Amplifying concerns about the Congressman's views were his strong associations with individuals who have made Muslim-bashing their life's work. They helped shape King's views, designed his approach to the hearings (although one member of this group publicly broke with King when he refused to invite him to testify at the hearings he claimed to have inspired and designed) and have helped to promote the effort on their websites or TV and radio programs.
Despite all the build up and fears for the worst, the best King could muster to make his case were the uncle of one of the young Somalis who was recruited from the U.S. to go to Somalia to fight with the group al Shabab against the Ethiopians, who had invaded the country, and the father of the young American who was radicalized leading to his involvement in the terrorist murder of a U.S. soldier in Arkansas. As tragic and condemnable as each of these cases was, they were unrelated anecdotes that failed to make the argument of widespread radicalization and the systematic failure of American Muslims to cooperate with law enforcement.

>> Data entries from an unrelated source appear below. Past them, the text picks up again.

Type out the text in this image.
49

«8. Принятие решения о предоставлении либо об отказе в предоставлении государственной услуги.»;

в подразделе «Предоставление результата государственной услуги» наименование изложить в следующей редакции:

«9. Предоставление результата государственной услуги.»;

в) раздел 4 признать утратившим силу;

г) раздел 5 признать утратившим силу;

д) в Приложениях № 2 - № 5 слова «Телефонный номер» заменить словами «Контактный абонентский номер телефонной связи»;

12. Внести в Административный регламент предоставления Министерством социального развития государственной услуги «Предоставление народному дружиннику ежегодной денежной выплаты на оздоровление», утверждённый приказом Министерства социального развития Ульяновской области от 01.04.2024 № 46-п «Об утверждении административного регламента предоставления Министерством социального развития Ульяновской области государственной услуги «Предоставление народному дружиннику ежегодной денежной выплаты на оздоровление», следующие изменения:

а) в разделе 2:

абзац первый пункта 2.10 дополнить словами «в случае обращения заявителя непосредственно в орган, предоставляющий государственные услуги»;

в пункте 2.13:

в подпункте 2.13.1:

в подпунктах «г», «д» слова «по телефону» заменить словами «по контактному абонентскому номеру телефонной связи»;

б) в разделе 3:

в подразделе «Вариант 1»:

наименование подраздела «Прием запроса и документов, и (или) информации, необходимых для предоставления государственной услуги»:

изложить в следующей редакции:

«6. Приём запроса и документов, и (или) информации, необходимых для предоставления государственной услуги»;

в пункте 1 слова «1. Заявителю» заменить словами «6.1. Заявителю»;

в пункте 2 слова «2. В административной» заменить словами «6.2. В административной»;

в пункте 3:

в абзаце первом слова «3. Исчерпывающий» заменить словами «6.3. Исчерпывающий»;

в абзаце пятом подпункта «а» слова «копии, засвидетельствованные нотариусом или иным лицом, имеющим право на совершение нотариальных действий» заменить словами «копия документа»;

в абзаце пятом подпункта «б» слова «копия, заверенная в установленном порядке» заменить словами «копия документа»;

King's third witness, Arizona doctor, Zuhdi Jasser added nothing of value to the discussion. Jasser heads a group with few members and is best known as a Glenn Beck "long-time good friend." He serves on a number of boards of anti-Muslim propaganda groups and frequently appears on right-wing media outlets as their Muslim voice of choice since he can be counted on to attack Muslim organizations and to claim that Muslim Americans have become hostage of extremist ideologies and will not cooperate with U.S. law enforcement agencies.
The bottom line was that the best King's star witnesses could offer were two personal and tragic anecdotes and an ideological rant from a third.

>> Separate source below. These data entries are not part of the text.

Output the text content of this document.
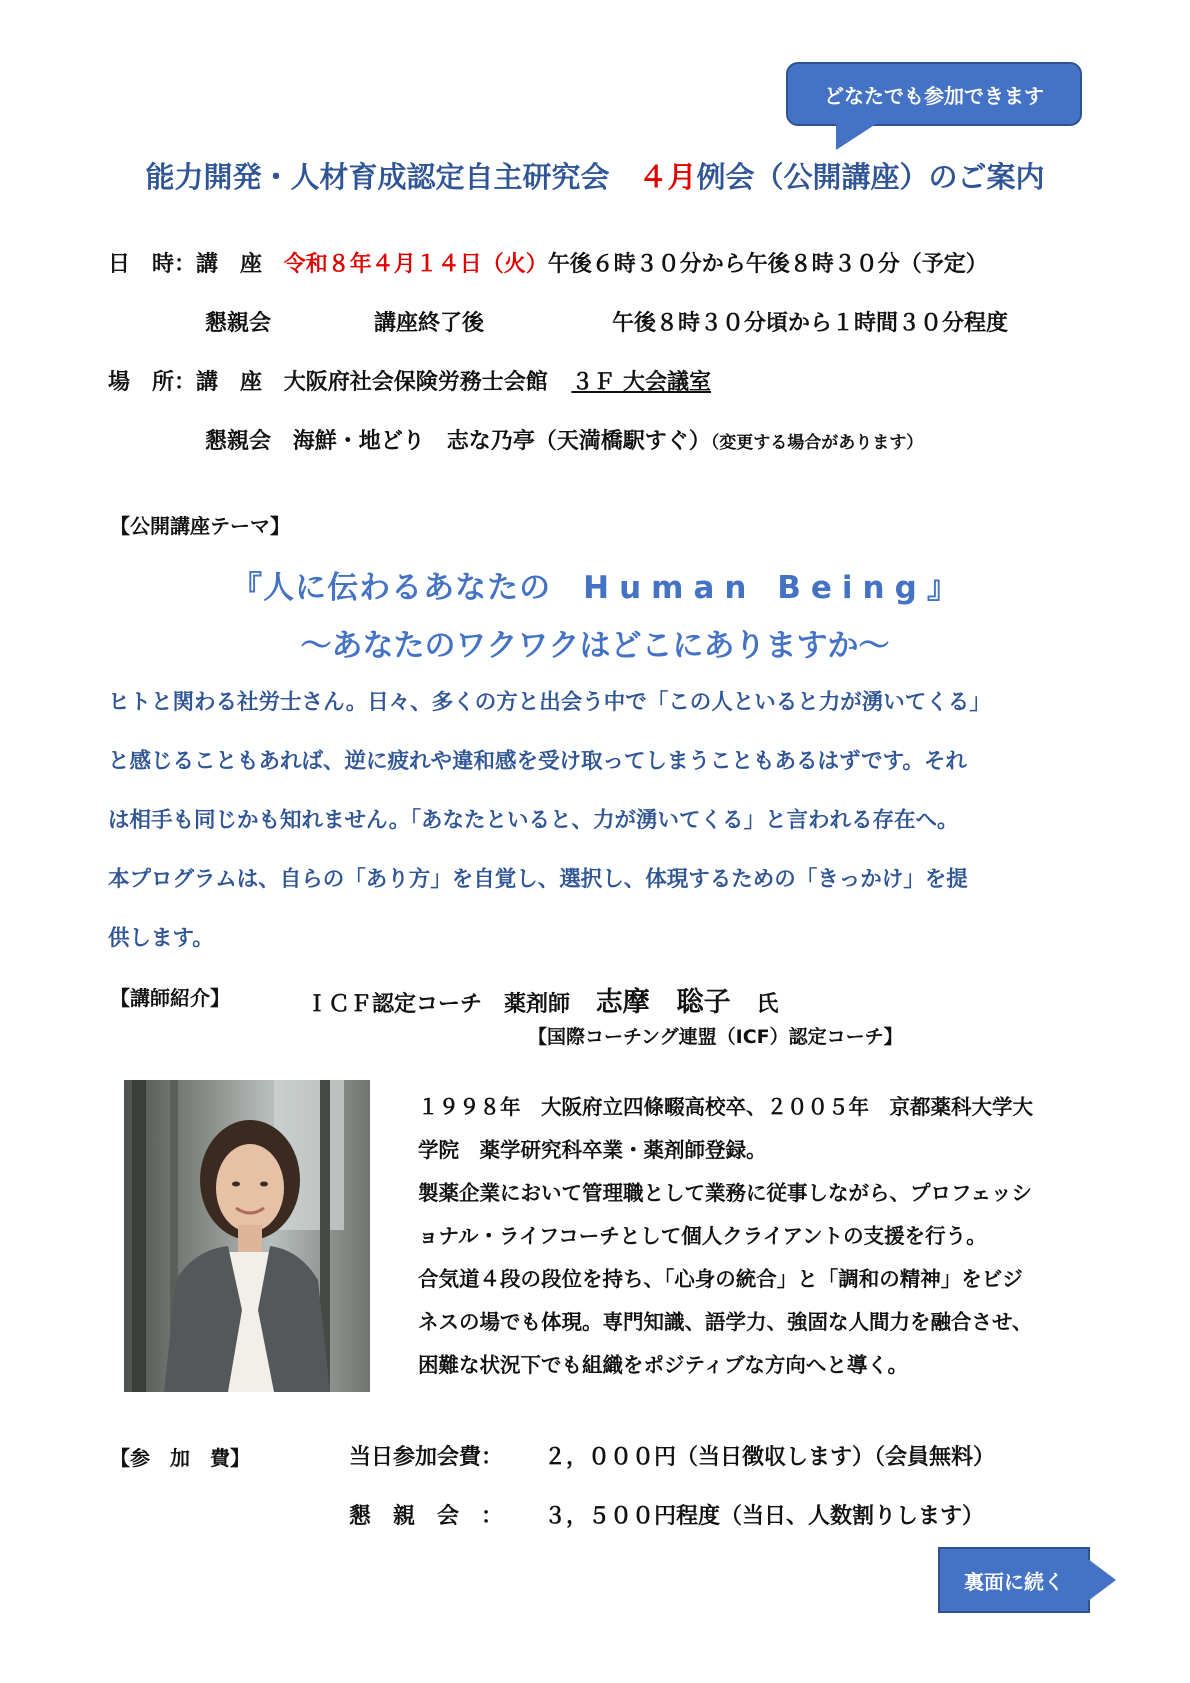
どなたでも参加できます
能力開発・人材育成認定自主研究会　４月例会（公開講座）のご案内
日　時：講　座 令和８年４月１４日（火）午後６時３０分から午後８時３０分（予定）
懇親会	講座終了後	午後８時３０分頃から１時間３０分程度
場　所：講　座 大阪府社会保険労務士会館 ３Ｆ 大会議室
懇親会 海鮮・地どり　志な乃亭（天満橋駅すぐ）（変更する場合があります）
【公開講座テーマ】
『人に伝わるあなたの　Human Being』
～あなたのワクワクはどこにありますか～
ヒトと関わる社労士さん。日々、多くの方と出会う中で「この人といると力が湧いてくる」
と感じることもあれば、逆に疲れや違和感を受け取ってしまうこともあるはずです。それ
は相手も同じかも知れません。「あなたといると、力が湧いてくる」と言われる存在へ。
本プログラムは、自らの「あり方」を自覚し、選択し、体現するための「きっかけ」を提
供します。
【講師紹介】	ＩＣＦ認定コーチ　薬剤師 志摩　聡子 氏
【国際コーチング連盟（ICF）認定コーチ】
１９９８年　大阪府立四條畷高校卒、２００５年　京都薬科大学大
学院　薬学研究科卒業・薬剤師登録。
製薬企業において管理職として業務に従事しながら、プロフェッシ
ョナル・ライフコーチとして個人クライアントの支援を行う。
合気道４段の段位を持ち、「心身の統合」と「調和の精神」をビジ
ネスの場でも体現。専門知識、語学力、強固な人間力を融合させ、
困難な状況下でも組織をポジティブな方向へと導く。
【参　加　費】	当日参加会費： ２，０００円（当日徴収します）（会員無料）
懇　親　会　： ３，５００円程度（当日、人数割りします）
裏面に続く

For their part, Democrats were able to invite Congressman Keith Ellison, the first Muslim American Member of Congress, and Sheriff Lee Baca, the top law enforcement official from Los Angeles County. Ellison gave an emotional defense of the Muslim American community giving examples of Muslims who served the U.S. and specific examples and data demonstrating the community's cooperation with law enforcement agencies.

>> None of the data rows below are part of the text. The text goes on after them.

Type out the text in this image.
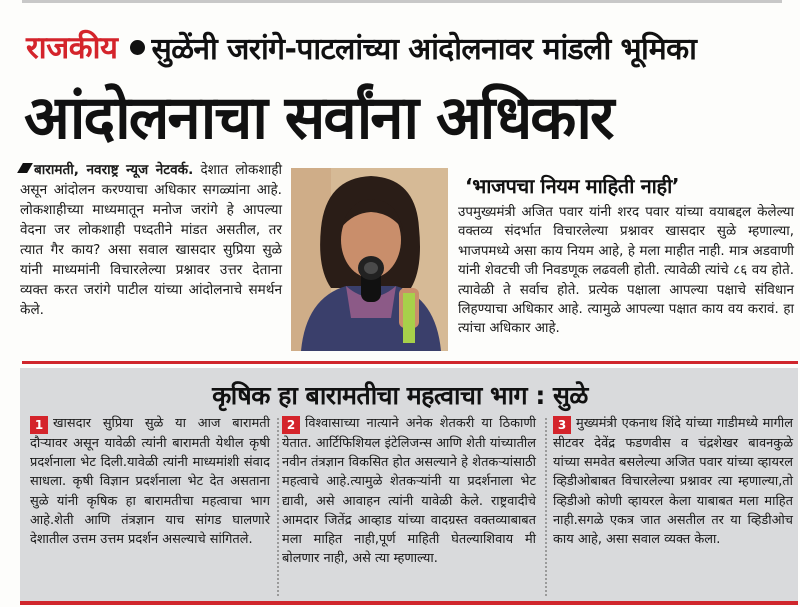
राजकीय सुळेंनी जरांगे-पाटलांच्या आंदोलनावर मांडली भूमिका
आंदोलनाचा सर्वांना अधिकार
बारामती, नवराष्ट्र न्यूज नेटवर्क. देशात लोकशाही असून आंदोलन करण्याचा अधिकार सगळ्यांना आहे. लोकशाहीच्या माध्यमातून मनोज जरांगे हे आपल्या वेदना जर लोकशाही पध्दतीने मांडत असतील, तर त्यात गैर काय? असा सवाल खासदार सुप्रिया सुळे यांनी माध्यमांनी विचारलेल्या प्रश्नावर उत्तर देताना व्यक्त करत जरांगे पाटील यांच्या आंदोलनाचे समर्थन केले.
‘भाजपचा नियम माहिती नाही’
उपमुख्यमंत्री अजित पवार यांनी शरद पवार यांच्या वयाबद्दल केलेल्या वक्तव्य संदर्भात विचारलेल्या प्रश्नावर खासदार सुळे म्हणाल्या, भाजपमध्ये असा काय नियम आहे, हे मला माहीत नाही. मात्र अडवाणी यांनी शेवटची जी निवडणूक लढवली होती. त्यावेळी त्यांचे ८६ वय होते. त्यावेळी ते सर्वाच होते. प्रत्येक पक्षाला आपल्या पक्षाचे संविधान लिहण्याचा अधिकार आहे. त्यामुळे आपल्या पक्षात काय वय करावं. हा त्यांचा अधिकार आहे.
कृषिक हा बारामतीचा महत्वाचा भाग : सुळे
1 खासदार सुप्रिया सुळे या आज बारामती दौऱ्यावर असून यावेळी त्यांनी बारामती येथील कृषी प्रदर्शनाला भेट दिली.यावेळी त्यांनी माध्यमांशी संवाद साधला. कृषी विज्ञान प्रदर्शनाला भेट देत असताना सुळे यांनी कृषिक हा बारामतीचा महत्वाचा भाग आहे.शेती आणि तंत्रज्ञान याच सांगड घालणारे देशातील उत्तम उत्तम प्रदर्शन असल्याचे सांगितले.
2 विश्वासाच्या नात्याने अनेक शेतकरी या ठिकाणी येतात. आर्टिफिशियल इंटेलिजन्स आणि शेती यांच्यातील नवीन तंत्रज्ञान विकसित होत असल्याने हे शेतकऱ्यांसाठी महत्वाचे आहे.त्यामुळे शेतकऱ्यांनी या प्रदर्शनाला भेट द्यावी, असे आवाहन त्यांनी यावेळी केले. राष्ट्रवादीचे आमदार जितेंद्र आव्हाड यांच्या वादग्रस्त वक्तव्याबाबत मला माहित नाही,पूर्ण माहिती घेतल्याशिवाय मी बोलणार नाही, असे त्या म्हणाल्या.
3 मुख्यमंत्री एकनाथ शिंदे यांच्या गाडीमध्ये मागील सीटवर देवेंद्र फडणवीस व चंद्रशेखर बावनकुळे यांच्या समवेत बसलेल्या अजित पवार यांच्या व्हायरल व्हिडीओबाबत विचारलेल्या प्रश्नावर त्या म्हणाल्या,तो व्हिडीओ कोणी व्हायरल केला याबाबत मला माहित नाही.सगळे एकत्र जात असतील तर या व्हिडीओच काय आहे, असा सवाल व्यक्त केला.
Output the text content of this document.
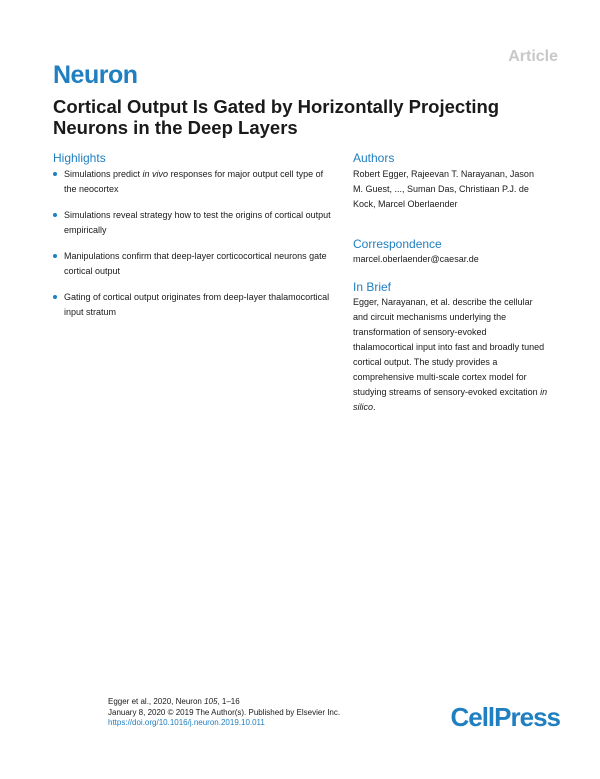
Article
Neuron
Cortical Output Is Gated by Horizontally Projecting Neurons in the Deep Layers
Highlights
Simulations predict in vivo responses for major output cell type of the neocortex
Simulations reveal strategy how to test the origins of cortical output empirically
Manipulations confirm that deep-layer corticocortical neurons gate cortical output
Gating of cortical output originates from deep-layer thalamocortical input stratum
Authors
Robert Egger, Rajeevan T. Narayanan, Jason M. Guest, ..., Suman Das, Christiaan P.J. de Kock, Marcel Oberlaender
Correspondence
marcel.oberlaender@caesar.de
In Brief
Egger, Narayanan, et al. describe the cellular and circuit mechanisms underlying the transformation of sensory-evoked thalamocortical input into fast and broadly tuned cortical output. The study provides a comprehensive multi-scale cortex model for studying streams of sensory-evoked excitation in silico.
Egger et al., 2020, Neuron 105, 1–16
January 8, 2020 © 2019 The Author(s). Published by Elsevier Inc.
https://doi.org/10.1016/j.neuron.2019.10.011	CellPress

While Chairman King had based his hearing on the claim that unnamed law enforcement officials had told him that Muslim Americans would not cooperate with security efforts, Baca, the only law enforcement official on the panel, testified that exactly the opposite was true. He praised the community's efforts, turning back every challenge from hostile committee members with specific examples of cooperation.
At the end of the session, two observations became painfully clear. The first was that King's effort did little to advance a thoughtful and data-driven discussion about radicalization. What also came through was the deep partisan divide that characterized the committee's work. Democrats berated the Chairman for convening an unbalanced hearing that singled out and threatened to demonize an American religious community. Some Democrats called King's effort "McCarthy-like", while others chided the Chairman for his failure to examine other forms of radicalization and noted the absence of testimony from experts who have studied the phenomena.
For their part, King's colleagues on the Republican side did little more than "circle the wagons" around their leader defending his efforts. They thanked King for holding the hearings, excessively terming the sessions as "historic" and "significant".
The only bright spot of the day came in the immediate aftermath of the hearings when a group of leaders of major U.S. religious communities and organizations came together to announce the formation of "Shoulder to Shoulder" - an interfaith effort to defend American Muslims. The group, which initially and informally came together last fall in the midst of the Park 51 controversy in order to defend Muslims against bigotry, has now formed itself into a permanent organization. Founding members include: the leadership of the National Council of Churches (representing the U.S.'s Protestant churches), heads of five major Jewish communities (Reform, Orthodox, Conservative, Reconstructionist and the Jewish Community Relations Council), representatives from the U.S. Catholic Bishop's Conference, and more.
In the end, the King hearings were a bust - a shameful and wasted exercise. They created fear and hurt among Muslims, provided no useful information for law enforcement, and deepened the partisan divide. They weren't even a good example of "McCarthyism". Instead they were ideological folly - a suborning of an important Committee's resources to serve the Chairman's obsession with America's Muslims, calling into question his ability to provide effective leadership on matters of homeland security.